The medium used to send a message may range from an individual's voice, writing, clothing, and body language to forms of mass communication such as newspapers, television, and the internet.

Communication Media Changes Over Time

Before the printing press, mass communication didn't exist, as books were hand-written and literacy wasn't widespread throughout all social classes. The invention of moveable type was a major communication innovation for the world.

Author Paula S. Tompkins sums up the history of communication and change thusly:

"When a communication medium changes, our practices and experiences of communication also change. The technology of writing liberated human communication from the medium of face-to-face (f2f) interaction.

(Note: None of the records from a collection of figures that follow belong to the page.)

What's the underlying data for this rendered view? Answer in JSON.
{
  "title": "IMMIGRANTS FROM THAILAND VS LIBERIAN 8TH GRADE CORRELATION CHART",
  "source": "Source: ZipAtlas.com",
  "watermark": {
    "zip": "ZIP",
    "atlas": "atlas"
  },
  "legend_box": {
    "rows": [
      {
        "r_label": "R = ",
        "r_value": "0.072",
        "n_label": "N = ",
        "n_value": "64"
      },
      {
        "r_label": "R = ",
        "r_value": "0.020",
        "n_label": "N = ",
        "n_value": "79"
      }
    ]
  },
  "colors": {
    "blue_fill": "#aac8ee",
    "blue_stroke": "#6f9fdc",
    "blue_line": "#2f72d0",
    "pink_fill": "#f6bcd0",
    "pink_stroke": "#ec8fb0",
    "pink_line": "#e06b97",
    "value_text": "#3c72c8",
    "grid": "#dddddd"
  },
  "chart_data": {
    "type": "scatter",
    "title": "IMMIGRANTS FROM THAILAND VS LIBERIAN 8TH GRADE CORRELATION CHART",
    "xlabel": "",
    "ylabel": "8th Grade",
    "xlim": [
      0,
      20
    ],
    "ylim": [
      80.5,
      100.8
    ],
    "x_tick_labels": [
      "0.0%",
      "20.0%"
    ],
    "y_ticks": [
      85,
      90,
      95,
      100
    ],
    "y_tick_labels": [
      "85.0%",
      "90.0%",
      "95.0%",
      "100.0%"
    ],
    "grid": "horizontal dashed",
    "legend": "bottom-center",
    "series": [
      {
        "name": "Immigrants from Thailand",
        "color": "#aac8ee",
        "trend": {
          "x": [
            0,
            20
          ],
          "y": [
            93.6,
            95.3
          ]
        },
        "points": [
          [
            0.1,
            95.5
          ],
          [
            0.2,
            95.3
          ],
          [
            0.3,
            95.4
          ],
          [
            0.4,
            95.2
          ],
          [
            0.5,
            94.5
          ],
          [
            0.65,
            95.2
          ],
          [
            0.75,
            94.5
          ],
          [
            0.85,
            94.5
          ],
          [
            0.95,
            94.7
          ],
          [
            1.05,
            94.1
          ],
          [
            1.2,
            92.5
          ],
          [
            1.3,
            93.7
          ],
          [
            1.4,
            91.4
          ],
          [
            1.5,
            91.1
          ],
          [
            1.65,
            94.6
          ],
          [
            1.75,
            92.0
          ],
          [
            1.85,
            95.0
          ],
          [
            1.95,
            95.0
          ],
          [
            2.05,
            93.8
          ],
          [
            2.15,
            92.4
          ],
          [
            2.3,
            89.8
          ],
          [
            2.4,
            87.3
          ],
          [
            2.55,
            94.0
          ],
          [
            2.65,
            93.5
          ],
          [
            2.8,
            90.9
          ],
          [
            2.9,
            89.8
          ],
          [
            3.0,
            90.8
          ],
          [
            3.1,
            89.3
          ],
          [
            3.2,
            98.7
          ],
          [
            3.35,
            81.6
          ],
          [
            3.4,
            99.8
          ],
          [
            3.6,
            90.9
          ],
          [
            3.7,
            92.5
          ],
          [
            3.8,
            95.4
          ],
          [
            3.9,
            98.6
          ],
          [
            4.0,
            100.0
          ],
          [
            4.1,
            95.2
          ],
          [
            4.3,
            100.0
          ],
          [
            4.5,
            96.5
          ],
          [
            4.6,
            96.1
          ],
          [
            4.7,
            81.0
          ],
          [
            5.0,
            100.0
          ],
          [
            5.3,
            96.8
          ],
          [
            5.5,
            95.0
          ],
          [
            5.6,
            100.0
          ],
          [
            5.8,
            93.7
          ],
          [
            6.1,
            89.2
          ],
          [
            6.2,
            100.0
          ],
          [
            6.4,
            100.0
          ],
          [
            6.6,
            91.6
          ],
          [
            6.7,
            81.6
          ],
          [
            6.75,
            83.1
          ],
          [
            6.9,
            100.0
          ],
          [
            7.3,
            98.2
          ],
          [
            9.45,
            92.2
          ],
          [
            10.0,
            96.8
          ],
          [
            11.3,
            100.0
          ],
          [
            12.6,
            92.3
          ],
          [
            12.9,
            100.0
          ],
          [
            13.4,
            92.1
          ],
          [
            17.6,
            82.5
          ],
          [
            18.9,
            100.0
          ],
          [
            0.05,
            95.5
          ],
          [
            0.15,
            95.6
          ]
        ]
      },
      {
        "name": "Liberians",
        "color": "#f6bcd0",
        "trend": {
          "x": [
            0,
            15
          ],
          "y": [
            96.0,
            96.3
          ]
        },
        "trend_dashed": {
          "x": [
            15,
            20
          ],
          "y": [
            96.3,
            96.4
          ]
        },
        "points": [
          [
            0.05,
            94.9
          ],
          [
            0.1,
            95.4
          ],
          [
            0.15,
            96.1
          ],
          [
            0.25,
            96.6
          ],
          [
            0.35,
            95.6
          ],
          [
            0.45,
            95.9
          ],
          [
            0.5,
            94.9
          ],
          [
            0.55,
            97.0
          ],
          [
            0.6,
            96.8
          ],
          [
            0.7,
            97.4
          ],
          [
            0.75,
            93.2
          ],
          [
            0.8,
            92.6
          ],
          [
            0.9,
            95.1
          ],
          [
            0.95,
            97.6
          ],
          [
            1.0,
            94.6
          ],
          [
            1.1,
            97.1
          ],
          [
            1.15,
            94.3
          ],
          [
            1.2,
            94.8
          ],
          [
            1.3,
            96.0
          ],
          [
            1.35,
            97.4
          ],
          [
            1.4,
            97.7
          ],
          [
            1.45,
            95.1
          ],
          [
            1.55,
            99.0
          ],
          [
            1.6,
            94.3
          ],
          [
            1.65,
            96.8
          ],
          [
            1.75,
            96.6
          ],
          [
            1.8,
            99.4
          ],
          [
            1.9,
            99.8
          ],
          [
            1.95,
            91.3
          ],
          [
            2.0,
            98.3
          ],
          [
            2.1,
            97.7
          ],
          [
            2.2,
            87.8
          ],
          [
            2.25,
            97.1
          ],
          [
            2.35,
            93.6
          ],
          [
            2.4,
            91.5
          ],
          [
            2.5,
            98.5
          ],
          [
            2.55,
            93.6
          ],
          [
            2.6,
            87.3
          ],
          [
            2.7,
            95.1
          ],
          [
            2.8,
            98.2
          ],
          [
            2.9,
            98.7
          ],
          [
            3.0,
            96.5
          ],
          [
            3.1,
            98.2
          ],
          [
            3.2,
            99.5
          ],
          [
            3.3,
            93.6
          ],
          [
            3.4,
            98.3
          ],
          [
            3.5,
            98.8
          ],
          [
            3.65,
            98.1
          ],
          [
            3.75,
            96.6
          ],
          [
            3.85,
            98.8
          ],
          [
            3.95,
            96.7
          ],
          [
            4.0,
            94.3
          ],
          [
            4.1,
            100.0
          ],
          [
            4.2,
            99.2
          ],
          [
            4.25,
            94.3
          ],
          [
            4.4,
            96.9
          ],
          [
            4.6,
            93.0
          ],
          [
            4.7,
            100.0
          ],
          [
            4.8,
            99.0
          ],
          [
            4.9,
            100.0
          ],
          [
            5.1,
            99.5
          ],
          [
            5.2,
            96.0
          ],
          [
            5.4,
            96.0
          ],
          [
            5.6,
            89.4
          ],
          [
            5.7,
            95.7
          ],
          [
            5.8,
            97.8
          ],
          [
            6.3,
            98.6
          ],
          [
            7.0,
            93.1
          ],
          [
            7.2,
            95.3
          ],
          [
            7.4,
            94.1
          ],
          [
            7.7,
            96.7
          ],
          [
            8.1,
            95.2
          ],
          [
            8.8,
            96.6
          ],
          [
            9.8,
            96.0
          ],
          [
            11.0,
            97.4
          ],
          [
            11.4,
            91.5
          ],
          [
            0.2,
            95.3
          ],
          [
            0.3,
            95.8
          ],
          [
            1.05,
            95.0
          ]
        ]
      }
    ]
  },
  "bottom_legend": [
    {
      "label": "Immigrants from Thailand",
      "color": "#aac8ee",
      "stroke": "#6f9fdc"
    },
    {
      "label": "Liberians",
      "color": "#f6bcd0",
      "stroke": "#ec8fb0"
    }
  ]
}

This change affected both the process and experience of communication, as persons no longer needed to be physically present to communicate with one another. The technology of the printing press further promoted the medium of writing by mechanizing the creation and distribution of the written word. This began the new communication form of mass communication in pamphlets, newspapers, and cheap books, in contrast to the medium of handwritten documents and books. Most recently, the medium of digital technology is again changing the process and experience of human communication."

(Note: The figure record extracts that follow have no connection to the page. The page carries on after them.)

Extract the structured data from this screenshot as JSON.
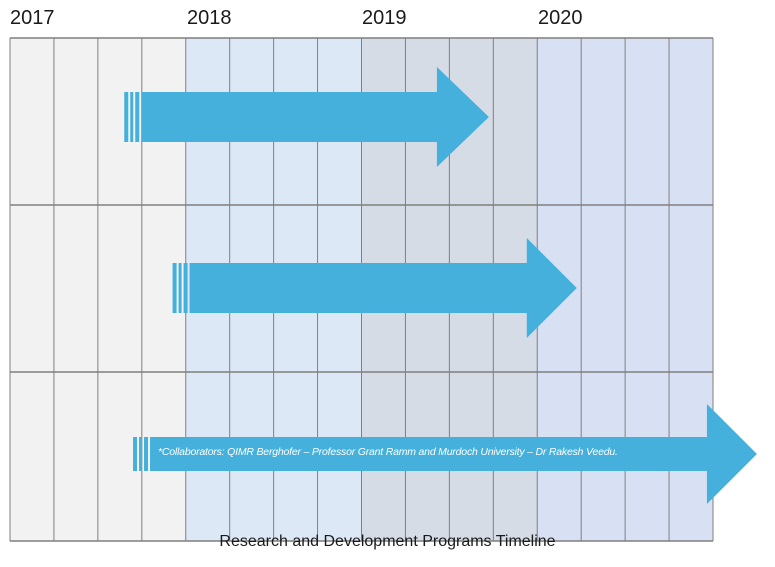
{
  "years": [
    "2017",
    "2018",
    "2019",
    "2020"
  ],
  "colors": {
    "band_2017": "#f2f2f2",
    "band_2018": "#dde8f6",
    "band_2019": "#d5dce6",
    "band_2020": "#d8e1f3",
    "grid_line": "#7f7f7f",
    "arrow": "#45b0db"
  },
  "programs": [
    {
      "start_quarter": 2.6,
      "end_quarter": 10.9
    },
    {
      "start_quarter": 3.7,
      "end_quarter": 12.9
    },
    {
      "start_quarter": 2.8,
      "end_quarter": 17.0
    }
  ],
  "note": "*Collaborators:  QIMR Berghofer – Professor Grant Ramm and Murdoch University – Dr Rakesh Veedu.",
  "caption": "Research and Development Programs Timeline"
}
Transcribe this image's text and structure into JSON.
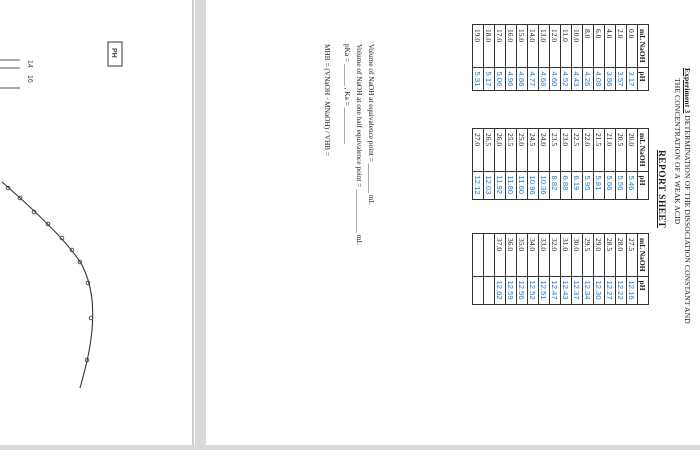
{
  "left_page": {
    "axis_label": "PH",
    "tick_labels": [
      "16",
      "14"
    ]
  },
  "report": {
    "experiment_label": "Experiment 3",
    "title_line1": "DETERMINATION OF THE DISSOCIATION CONSTANT AND",
    "title_line2": "THE CONCENTRATION OF A WEAK ACID",
    "subtitle": "REPORT SHEET",
    "col_headers": {
      "volume": "mL NaOH",
      "ph": "pH"
    },
    "table1": [
      {
        "v": "0.0",
        "p": "3.17"
      },
      {
        "v": "2.0",
        "p": "3.57"
      },
      {
        "v": "4.0",
        "p": "3.86"
      },
      {
        "v": "6.0",
        "p": "4.08"
      },
      {
        "v": "8.0",
        "p": "4.26"
      },
      {
        "v": "10.0",
        "p": "4.43"
      },
      {
        "v": "11.0",
        "p": "4.52"
      },
      {
        "v": "12.0",
        "p": "4.60"
      },
      {
        "v": "13.0",
        "p": "4.68"
      },
      {
        "v": "14.0",
        "p": "4.77"
      },
      {
        "v": "15.0",
        "p": "4.86"
      },
      {
        "v": "16.0",
        "p": "4.96"
      },
      {
        "v": "17.0",
        "p": "5.06"
      },
      {
        "v": "18.0",
        "p": "5.17"
      },
      {
        "v": "19.0",
        "p": "5.31"
      }
    ],
    "table2": [
      {
        "v": "20.0",
        "p": "5.46"
      },
      {
        "v": "20.5",
        "p": "5.56"
      },
      {
        "v": "21.0",
        "p": "5.66"
      },
      {
        "v": "21.5",
        "p": "5.81"
      },
      {
        "v": "22.0",
        "p": "5.95"
      },
      {
        "v": "22.5",
        "p": "6.19"
      },
      {
        "v": "23.0",
        "p": "6.88"
      },
      {
        "v": "23.5",
        "p": "8.82"
      },
      {
        "v": "24.0",
        "p": "10.36"
      },
      {
        "v": "24.5",
        "p": "10.96"
      },
      {
        "v": "25.0",
        "p": "11.60"
      },
      {
        "v": "25.5",
        "p": "11.80"
      },
      {
        "v": "26.0",
        "p": "11.92"
      },
      {
        "v": "26.5",
        "p": "12.03"
      },
      {
        "v": "27.0",
        "p": "12.12"
      }
    ],
    "table3": [
      {
        "v": "27.5",
        "p": "12.16"
      },
      {
        "v": "28.0",
        "p": "12.22"
      },
      {
        "v": "28.5",
        "p": "12.27"
      },
      {
        "v": "29.0",
        "p": "12.30"
      },
      {
        "v": "29.5",
        "p": "12.34"
      },
      {
        "v": "30.0",
        "p": "12.37"
      },
      {
        "v": "31.0",
        "p": "12.43"
      },
      {
        "v": "32.0",
        "p": "12.47"
      },
      {
        "v": "33.0",
        "p": "12.51"
      },
      {
        "v": "34.0",
        "p": "12.52"
      },
      {
        "v": "35.0",
        "p": "12.56"
      },
      {
        "v": "36.0",
        "p": "12.59"
      },
      {
        "v": "37.0",
        "p": "12.62"
      },
      {
        "v": "",
        "p": ""
      },
      {
        "v": "",
        "p": ""
      }
    ],
    "questions": {
      "q1_text": "Volume of NaOH at equivalence point =",
      "q1_unit": "mL",
      "q2_text": "Volume of NaOH at one half equivalence point =",
      "q2_unit": "mL",
      "q3_pka": "pKa =",
      "q3_ka": ", Ka =",
      "q4_formula": "MHB = (VNaOH · MNaOH) / VHB ="
    }
  }
}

("Practicing Communication Ethics: Development, Discernment, and Decision-Making." Routledge, 2016)Television mass media used to distill the news into a nightly news hour. With the advent of 24-hour news channels on cable, people could check in hourly or at any point in the hour to find out the latest news. Now, with social media platforms and the ubiquitous smartphones in our pockets, we can check news and happenings—or be alerted of them—constantly throughout the day. This puts a lot more news up front just because it's the most recent. News outlets and channels looking for people's eyeballs on their content (and advertisers) have a lot of pressure to keep those updates coming to people's feeds.

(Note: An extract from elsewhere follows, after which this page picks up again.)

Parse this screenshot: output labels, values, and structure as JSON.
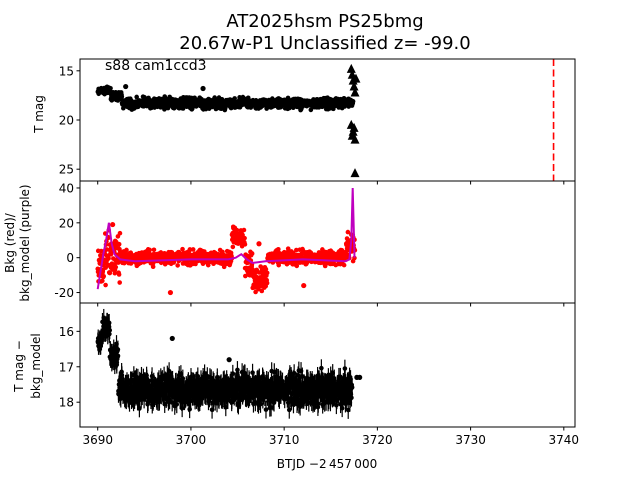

The outrageous, shocking, and easily digestible gets shared more widely than something that's complex and nuanced. Something short gets read more widely than something long.

Authors James W. Chesebro and Dale A. Bertelsen noted how modern messaging seems a lot more like marketing than discourse, and their observation has only been amplified with the advent of social media:

"[A] significant shift in the nature of communication has been reported for several decades. Increasingly, it has been noted that a shift from a content orientation—with its emphasis on the ideational or substantive dimension of discourse—to a concern for form or medium—with an emphasis on image, strategy, and patterns of discourse—has been identified as a central feature of the information age." ("Analyzing Media: Communication Technologies as Symbolic and Cognitive Systems." Guilford Press, 1996)

Is the Medium the Message?

If the medium through which information is delivered via affects what people get out of it, that could have big implications for today. As people move away from the in-depth coverage of an issue they can receive in print media to getting more information from social media, they consume increasing amounts of their information in soundbites, shared snippets of news that may be slanted (or fake, i.e., completely invented with no basis in fact), or inaccurate. In the modern age of "people will remember it if you repeat it often enough—it doesn't matter if it's true," it takes deeper dives into the information by message receivers to find out the real story and any hidden motives behind the headlines.